Bone strengthening drugs (bisphosphonates)
You might have drugs to prevent or slow down bone thinning (osteoporosis). They can help treat or reduce bone damage caused by the breast cancer. You usually have it alongside your cancer treatment.
You might also have bisphosphonates if you have breast cancer that has spread to the bones, to try and prevent any bone problems and reduce pain.
After treatment you usually have regular check ups. At the check ups your doctor or a breast care nurse will examine you and ask about your general health. This is your chance to ask questions and to tell them if anything is worrying you.
How often you have check ups depends on your individual situation but they might go on for at least 5 years. This might include yearly mammograms.
It’s important to remember that you can contact your doctor or nurse between appointments if you are concerned about a symptom or have questions. You don't have to wait for your next appointment. You can also speak to your GP.
In some hospitals you don't have regular appointments after treatment. But if you have new symptoms or are worried about anything you can phone your doctor or breast care nurse or make an appointment to see them.
UK guidelines say that everyone who has had treatment for early breast cancer should have a copy of a written care plan. The care plan has information about tests you will have, and signs and symptoms to look out for. It will also include contact details for specialist staff, such as your breast care nurse.

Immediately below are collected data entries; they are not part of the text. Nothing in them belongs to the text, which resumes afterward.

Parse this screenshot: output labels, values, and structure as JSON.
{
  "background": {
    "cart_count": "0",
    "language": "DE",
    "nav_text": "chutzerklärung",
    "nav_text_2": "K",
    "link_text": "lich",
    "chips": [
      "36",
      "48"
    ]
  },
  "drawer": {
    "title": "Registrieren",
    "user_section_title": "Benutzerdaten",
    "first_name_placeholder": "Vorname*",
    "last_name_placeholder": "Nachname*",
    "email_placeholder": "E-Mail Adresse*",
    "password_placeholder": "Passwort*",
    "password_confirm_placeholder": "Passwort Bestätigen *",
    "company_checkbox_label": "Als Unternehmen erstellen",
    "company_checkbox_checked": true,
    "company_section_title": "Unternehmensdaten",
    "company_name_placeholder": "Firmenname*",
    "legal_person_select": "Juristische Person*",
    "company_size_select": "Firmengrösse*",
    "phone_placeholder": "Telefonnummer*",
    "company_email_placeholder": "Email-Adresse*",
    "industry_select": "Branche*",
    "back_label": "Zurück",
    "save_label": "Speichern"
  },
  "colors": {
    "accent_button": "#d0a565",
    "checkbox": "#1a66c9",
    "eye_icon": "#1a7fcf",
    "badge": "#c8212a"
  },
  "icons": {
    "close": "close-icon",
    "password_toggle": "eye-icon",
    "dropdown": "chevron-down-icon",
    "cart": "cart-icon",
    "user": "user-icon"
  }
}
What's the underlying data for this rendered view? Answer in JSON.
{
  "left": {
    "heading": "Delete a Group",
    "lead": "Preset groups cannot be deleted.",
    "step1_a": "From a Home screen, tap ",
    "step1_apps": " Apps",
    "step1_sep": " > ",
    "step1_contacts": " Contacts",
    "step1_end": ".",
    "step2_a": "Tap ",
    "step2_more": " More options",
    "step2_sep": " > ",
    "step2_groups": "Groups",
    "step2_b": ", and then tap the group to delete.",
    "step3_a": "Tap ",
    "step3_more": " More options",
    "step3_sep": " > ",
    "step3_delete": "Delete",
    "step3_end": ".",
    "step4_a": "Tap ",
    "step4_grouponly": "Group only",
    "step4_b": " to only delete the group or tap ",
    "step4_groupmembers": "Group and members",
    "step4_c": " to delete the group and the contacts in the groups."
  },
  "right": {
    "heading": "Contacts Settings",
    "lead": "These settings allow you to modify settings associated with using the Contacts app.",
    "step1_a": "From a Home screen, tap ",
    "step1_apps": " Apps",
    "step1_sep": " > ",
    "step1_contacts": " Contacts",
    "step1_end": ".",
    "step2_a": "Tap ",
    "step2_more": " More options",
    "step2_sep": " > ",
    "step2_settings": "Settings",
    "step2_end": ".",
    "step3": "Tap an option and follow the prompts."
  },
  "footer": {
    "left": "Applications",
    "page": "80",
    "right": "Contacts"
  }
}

Trials for early stage triple negative breast cancer
Your doctor or nurse might ask you to take part in a trial to improve treatments for triple negative breast cancer.
Researchers are looking at different chemotherapy drugs and also combining them with targeted cancer drugs.
Trials for advanced triple negative breast cancer
Trials are comparing different types of chemotherapy to see which are better at treating advanced disease. For example, researchers are waiting for the results of the Triple Negative Trial (TNT) to find out whether it is better to use carboplatin or docetaxel.
Research is looking at using targeted cancer drugs alongside other treatments. For example, a trial is using a drug called atezolizumab in combination with chemotherapy. Some trials are testing a drug called pembrolizumab. Researchers think that these targeted drugs on their own might help to control the growth of the cancer.